The rampant outsourcing of the kinds of jobs that make a solid middle class is never going to make a stronger economy. All it's going to do is to further redistribute wealth upward, while moving more and more people into poverty.

Henry Ford may have been a rabid anti-Semite, but he did understand that you can sell more stuff when people can afford to buy it. Today's corporate leaders have forgotten that. Instead, now the emphasis is on just getting through quarter by quarter, trying to please the analysts and Chicken Littles for whom simply exceeding expectations by 5% instead of 20% can cause a stock to plummet.

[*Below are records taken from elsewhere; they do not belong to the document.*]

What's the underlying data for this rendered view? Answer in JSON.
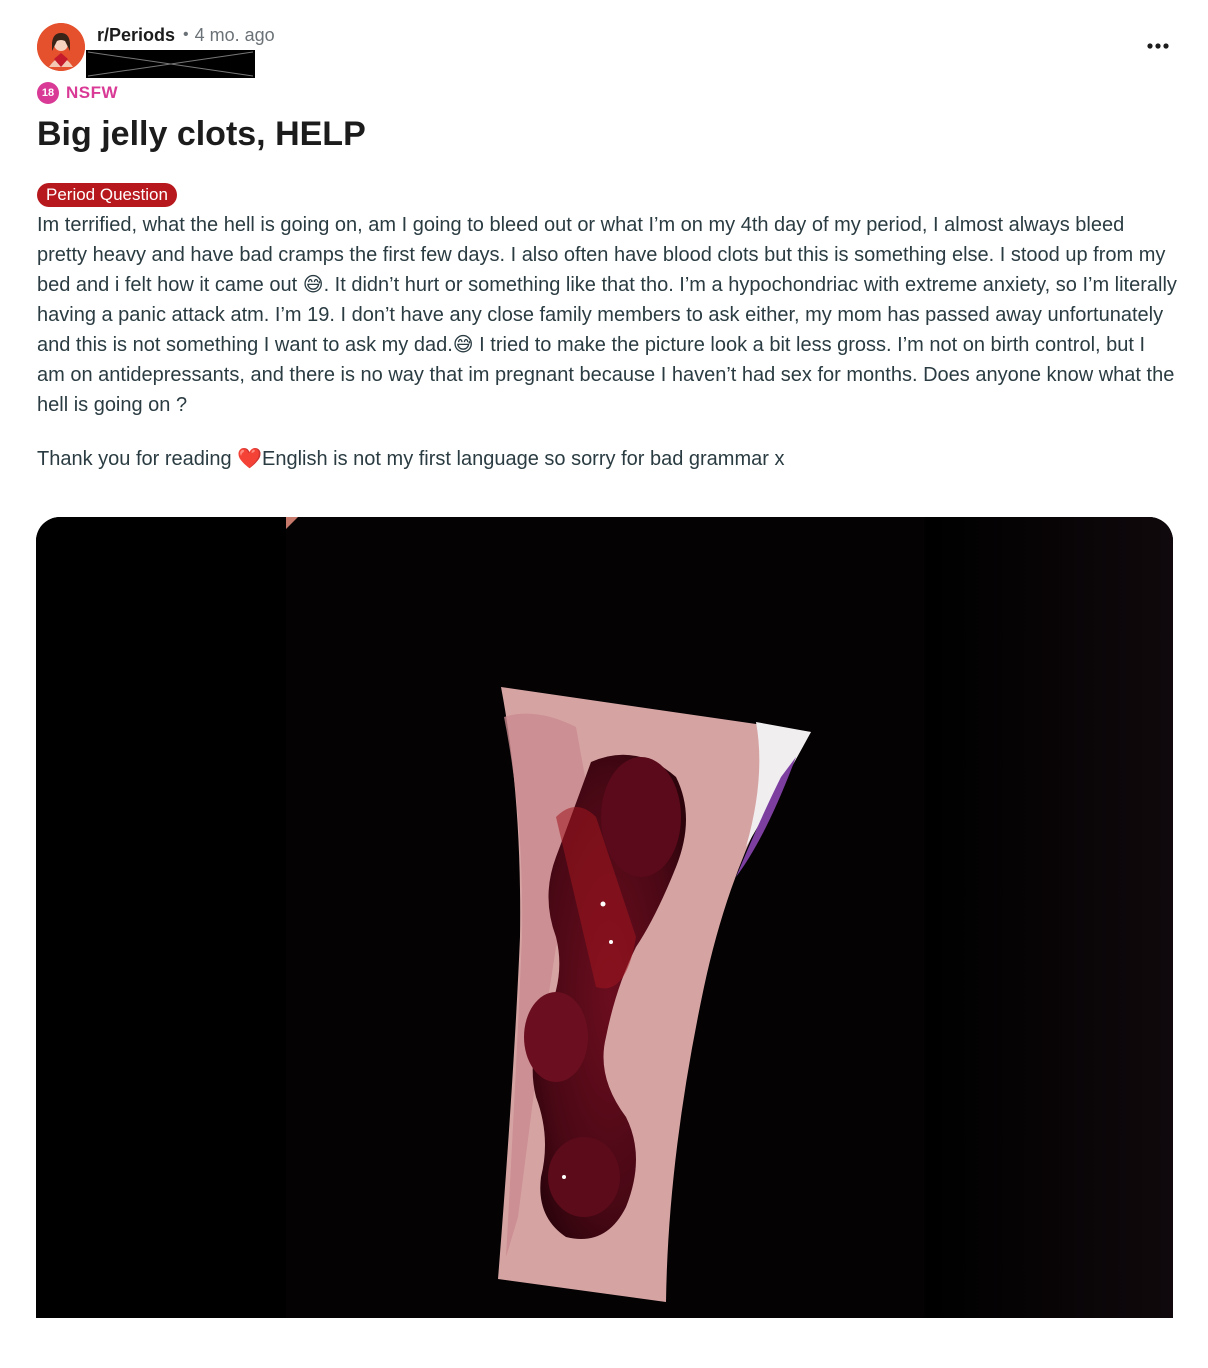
{
  "post": {
    "subreddit": "r/Periods",
    "separator": "•",
    "age": "4 mo. ago",
    "nsfw_badge": "18",
    "nsfw_label": "NSFW",
    "title": "Big jelly clots, HELP",
    "flair": "Period Question",
    "body_paragraphs": [
      "Im terrified, what the hell is going on, am I going to bleed out or what I’m on my 4th day of my period, I almost always bleed pretty heavy and have bad cramps the first few days. I also often have blood clots but this is something else. I stood up from my bed and i felt how it came out 😅. It didn’t hurt or something like that tho. I’m a hypochondriac with extreme anxiety, so I’m literally having a panic attack atm. I’m 19. I don’t have any close family members to ask either, my mom has passed away unfortunately and this is not something I want to ask my dad.😅 I tried to make the picture look a bit less gross. I’m not on birth control, but I am on antidepressants, and there is no way that im pregnant because I haven’t had sex for months. Does anyone know what the hell is going on ?",
      "Thank you for reading ❤️English is not my first language so sorry for bad grammar x"
    ]
  },
  "icons": {
    "avatar": "subreddit-avatar-icon",
    "more": "more-options-icon",
    "nsfw": "nsfw-18-icon"
  },
  "colors": {
    "nsfw": "#d93a96",
    "flair_bg": "#b7181d",
    "avatar_bg": "#e5502d",
    "body_text": "#2a3c42",
    "meta_text": "#6b7277"
  }
}
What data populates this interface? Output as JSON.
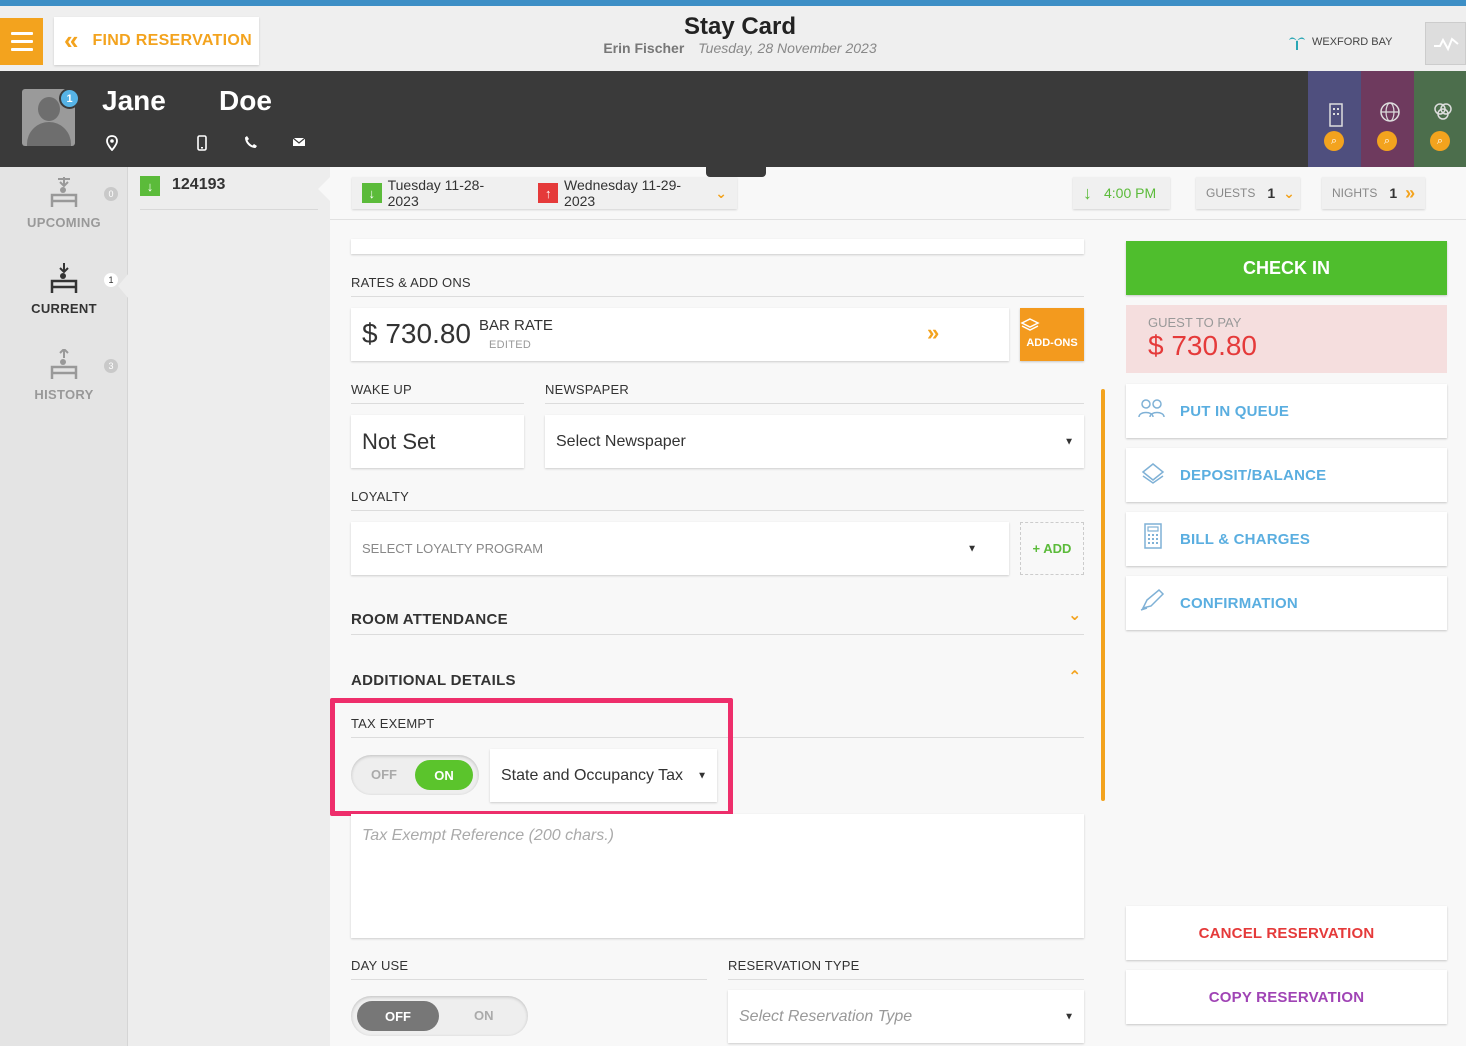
{
  "header": {
    "find_reservation": "FIND RESERVATION",
    "title": "Stay Card",
    "user": "Erin Fischer",
    "date": "Tuesday, 28 November 2023",
    "hotel": "WEXFORD BAY"
  },
  "guest": {
    "first_name": "Jane",
    "last_name": "Doe",
    "avatar_badge": "1"
  },
  "nav": {
    "items": [
      {
        "label": "UPCOMING",
        "count": "0"
      },
      {
        "label": "CURRENT",
        "count": "1"
      },
      {
        "label": "HISTORY",
        "count": "3"
      }
    ]
  },
  "reservation": {
    "number": "124193",
    "arrival": "Tuesday 11-28-2023",
    "departure": "Wednesday 11-29-2023",
    "arrival_time": "4:00 PM",
    "guests_label": "GUESTS",
    "guests": "1",
    "nights_label": "NIGHTS",
    "nights": "1"
  },
  "rates": {
    "section_label": "RATES & ADD ONS",
    "amount": "$ 730.80",
    "rate_name": "BAR RATE",
    "edited": "EDITED",
    "addons_label": "ADD-ONS"
  },
  "wakeup": {
    "label": "WAKE UP",
    "value": "Not Set"
  },
  "newspaper": {
    "label": "NEWSPAPER",
    "value": "Select Newspaper"
  },
  "loyalty": {
    "label": "LOYALTY",
    "placeholder": "SELECT LOYALTY PROGRAM",
    "add": "+ ADD"
  },
  "room_attendance": {
    "label": "ROOM ATTENDANCE"
  },
  "additional_details": {
    "label": "ADDITIONAL DETAILS",
    "tax_exempt_label": "TAX EXEMPT",
    "toggle_off": "OFF",
    "toggle_on": "ON",
    "tax_type": "State and Occupancy Tax",
    "reference_placeholder": "Tax Exempt Reference (200 chars.)"
  },
  "day_use": {
    "label": "DAY USE",
    "off": "OFF",
    "on": "ON"
  },
  "reservation_type": {
    "label": "RESERVATION TYPE",
    "placeholder": "Select Reservation Type"
  },
  "actions": {
    "check_in": "CHECK IN",
    "guest_to_pay_label": "GUEST TO PAY",
    "guest_to_pay": "$ 730.80",
    "put_in_queue": "PUT IN QUEUE",
    "deposit_balance": "DEPOSIT/BALANCE",
    "bill_charges": "BILL & CHARGES",
    "confirmation": "CONFIRMATION",
    "cancel": "CANCEL RESERVATION",
    "copy": "COPY RESERVATION"
  },
  "colors": {
    "accent": "#f3a31e",
    "check_in": "#4fbe2d",
    "danger": "#e53a3a",
    "highlight": "#ee2e6b",
    "link": "#5aaee0",
    "copy": "#a044b5"
  }
}
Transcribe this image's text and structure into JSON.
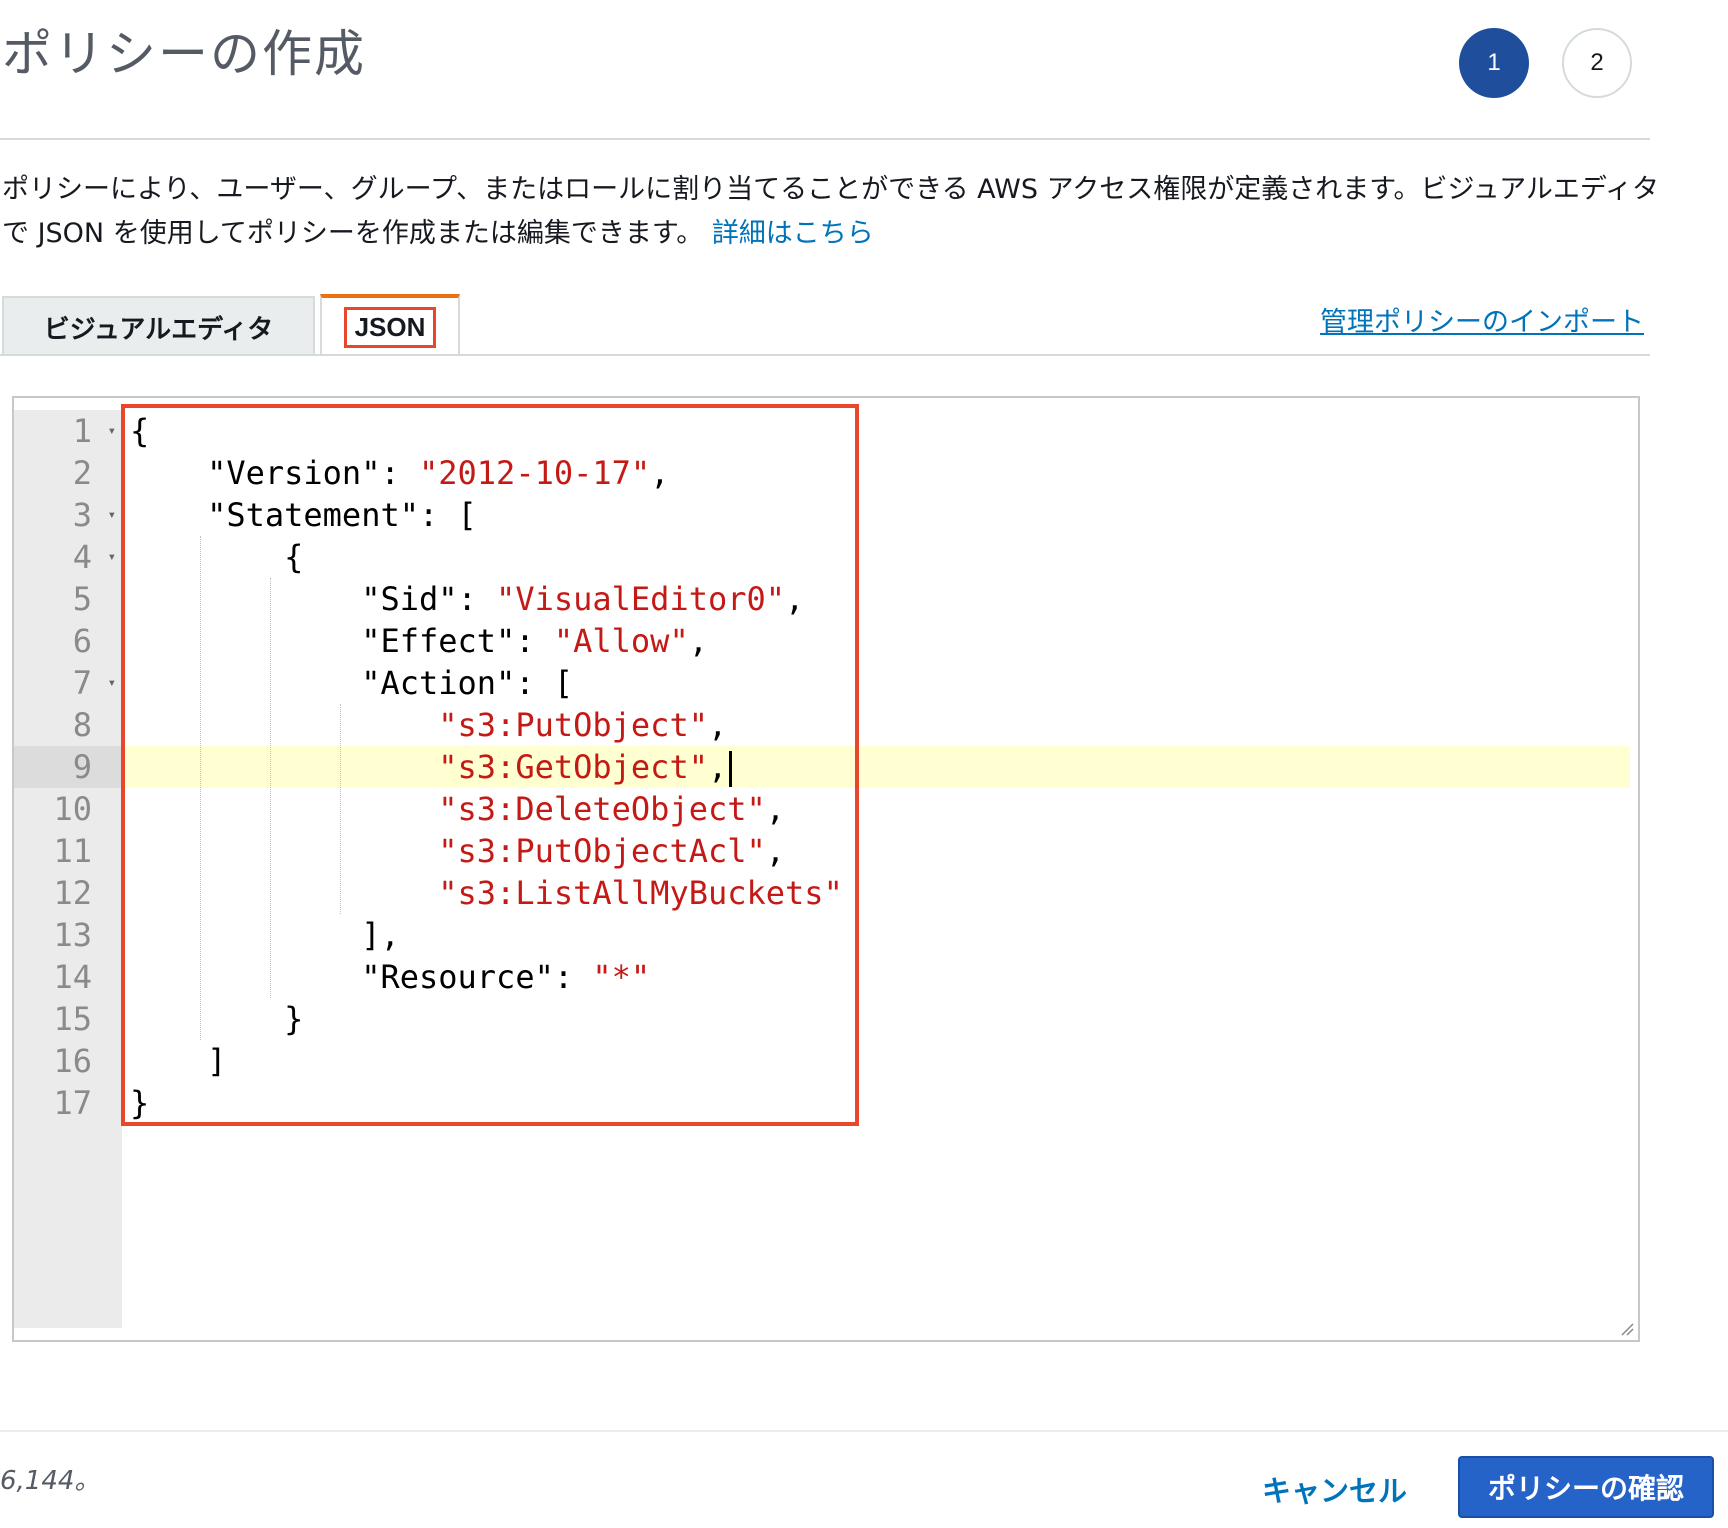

One of the keynotes at CFUNITED was a case study of MySpace.com; a community site that is the fifth most trafficked site on the Web, developed in Cold Fusion, running on Blue Dragon, an open source server. While this marriage of scripting language and open source is pretty cool to the propellerheads (and even the pseudo-propellerheads like me), the idea of a business like this being built with spit and glue, in the aftermath of the dot-com crash, by a bunch of people sitting for days on end writing code, seemed almost quaint. Imagine building a thriving business without outsourcing.

What the outsourcers don't understand is the proprietary interest that programmers take in their work. Do programmers in Bangalore have a sense of being stakeholders in the work they produce, or are they just banging out code and taking home a paycheck? IT thrived in the U.S. when people working in the field could have the sense that they were doing something that was cool, fun, AND useful. I have to wonder if the companies trying to turn application development into a commodity realize the loss of innovation that's going to occur when they have a workforce that may be docile and malleable and cranking out code quickly for pennies a day, but will never make any suggestions for improving the product, because it has no stake in what it's producing.